Every parent has heard it — that dreadful lament of “I’m bored!”
Although it’s usually accompanied by dramatizations of actual pain, few parents have patience for it. Even fewer view it as something to be concerned about. That could be a deadly mistake.
I certainly didn’t view it as more than an annoyance. My children learned very quickly and early on that to complain of boredom was a bad idea. At least expressing it to me, that is. The first time those words would come out of a child’s mouth, I simply replied, “Oh that’s great. I have plenty of work for you to do. If you don’t know how to fill your time wisely, I will happily fill it for you.”
You would be amazed at how fast a child can figure out something else to do besides extra chores.
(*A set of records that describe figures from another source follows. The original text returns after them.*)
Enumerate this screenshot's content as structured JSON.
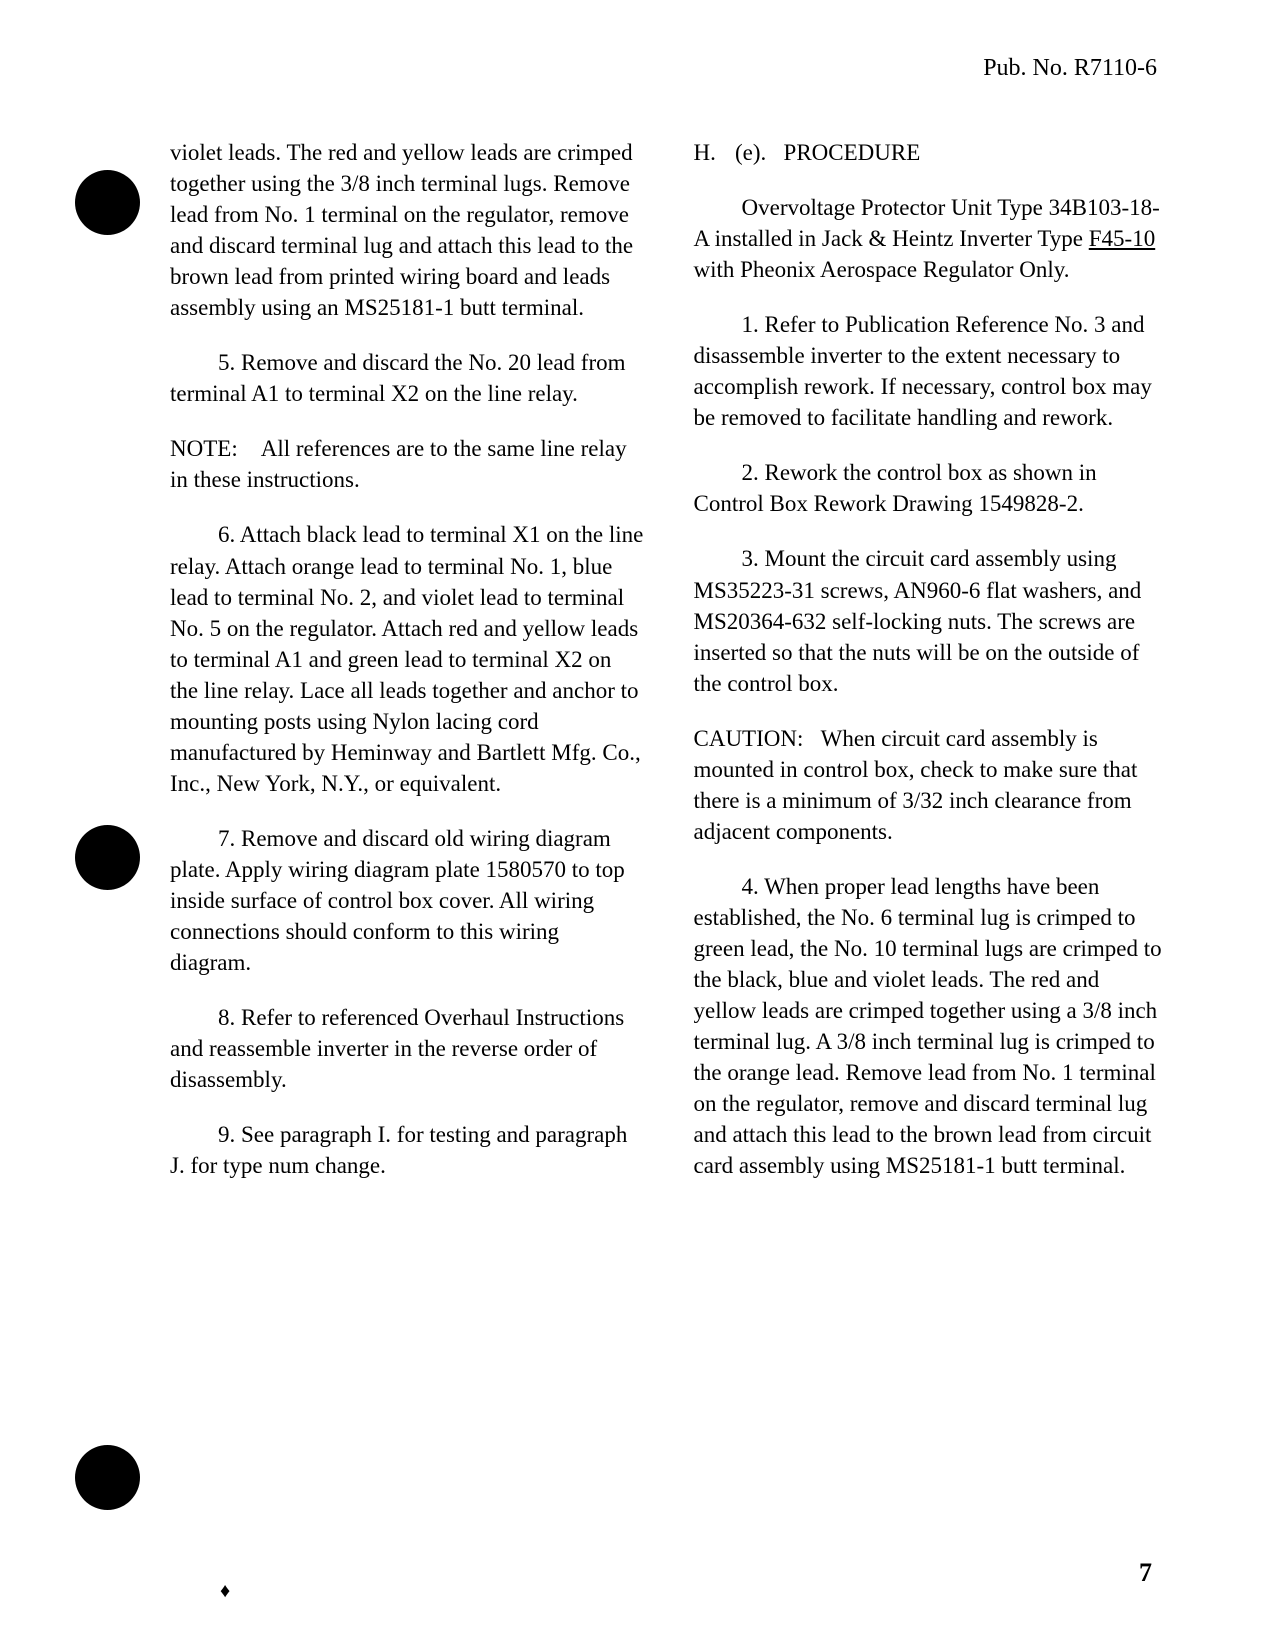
{
  "header": {
    "pub_number": "Pub. No. R7110-6"
  },
  "left_column": {
    "p1": "violet leads. The red and yellow leads are crimped together using the 3/8 inch terminal lugs. Remove lead from No. 1 terminal on the regulator, remove and discard terminal lug and attach this lead to the brown lead from printed wiring board and leads assembly using an MS25181-1 butt terminal.",
    "p2": "5. Remove and discard the No. 20 lead from terminal A1 to terminal X2 on the line relay.",
    "p3_label": "NOTE:",
    "p3_text": "All references are to the same line relay in these instructions.",
    "p4": "6. Attach black lead to terminal X1 on the line relay. Attach orange lead to terminal No. 1, blue lead to terminal No. 2, and violet lead to terminal No. 5 on the regulator. Attach red and yellow leads to terminal A1 and green lead to terminal X2 on the line relay. Lace all leads together and anchor to mounting posts using Nylon lacing cord manufactured by Heminway and Bartlett Mfg. Co., Inc., New York, N.Y., or equivalent.",
    "p5": "7. Remove and discard old wiring diagram plate. Apply wiring diagram plate 1580570 to top inside surface of control box cover. All wiring connections should conform to this wiring diagram.",
    "p6": "8. Refer to referenced Overhaul Instructions and reassemble inverter in the reverse order of disassembly.",
    "p7": "9. See paragraph I. for testing and paragraph J. for type num change."
  },
  "right_column": {
    "heading_h": "H.",
    "heading_e": "(e).",
    "heading_title": "PROCEDURE",
    "p1_a": "Overvoltage Protector Unit Type 34B103-18-A installed in Jack & Heintz Inverter Type ",
    "p1_u": "F45-10",
    "p1_b": " with Pheonix Aerospace Regulator Only.",
    "p2": "1. Refer to Publication Reference No. 3 and disassemble inverter to the extent necessary to accomplish rework. If necessary, control box may be removed to facilitate handling and rework.",
    "p3": "2. Rework the control box as shown in Control Box Rework Drawing 1549828-2.",
    "p4": "3. Mount the circuit card assembly using MS35223-31 screws, AN960-6 flat washers, and MS20364-632 self-locking nuts. The screws are inserted so that the nuts will be on the outside of the control box.",
    "p5_label": "CAUTION:",
    "p5_text": "When circuit card assembly is mounted in control box, check to make sure that there is a minimum of 3/32 inch clearance from adjacent components.",
    "p6": "4. When proper lead lengths have been established, the No. 6 terminal lug is crimped to green lead, the No. 10 terminal lugs are crimped to the black, blue and violet leads. The red and yellow leads are crimped together using a 3/8 inch terminal lug. A 3/8 inch terminal lug is crimped to the orange lead. Remove lead from No. 1 terminal on the regulator, remove and discard terminal lug and attach this lead to the brown lead from circuit card assembly using MS25181-1 butt terminal."
  },
  "footer": {
    "page_number": "7",
    "small_mark": "♦"
  }
}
One full dose of work instantly cures childhood boredom.
What about children who are never taught what to do with boredom? What do they grow into?
This week’s reading of Viktor Frankl’s Man’s Search for Meaning brought to light what could be the answer to a problem not yet conceived of at the time of its writing. Frankl explains,
The existential vacuum is a widespread phenomenon of the twentieth century…man has suffered another loss in his more recent development inasmuch as the traditions which buttressed his behavior are now rapidly diminishing. No instinct tells him what he has to do, and no tradition tells him what he ought to do; sometimes he does not even know what he wishes to do. Instead, he either wishes to do what other people wish him to do (conformism) or he does what other people wish him to do (totalitarianism). ….
The existential vacuum manifests itself mainly in a state of boredom.
In most cases, when children announce their boredom, parents give them placebos rather than cures. They think it is not really a problem at all. By dismissing the issue as unimportant, the parent takes the path of least resistance and too often offers entertainment as a cure. (This is evidenced by the large sums of money willingly paid for gaming systems.)
However, if Frankl is correct, and it is a real issue, then we are in essence training our children to seek amusement rather than meaning. This could have deadly consequences.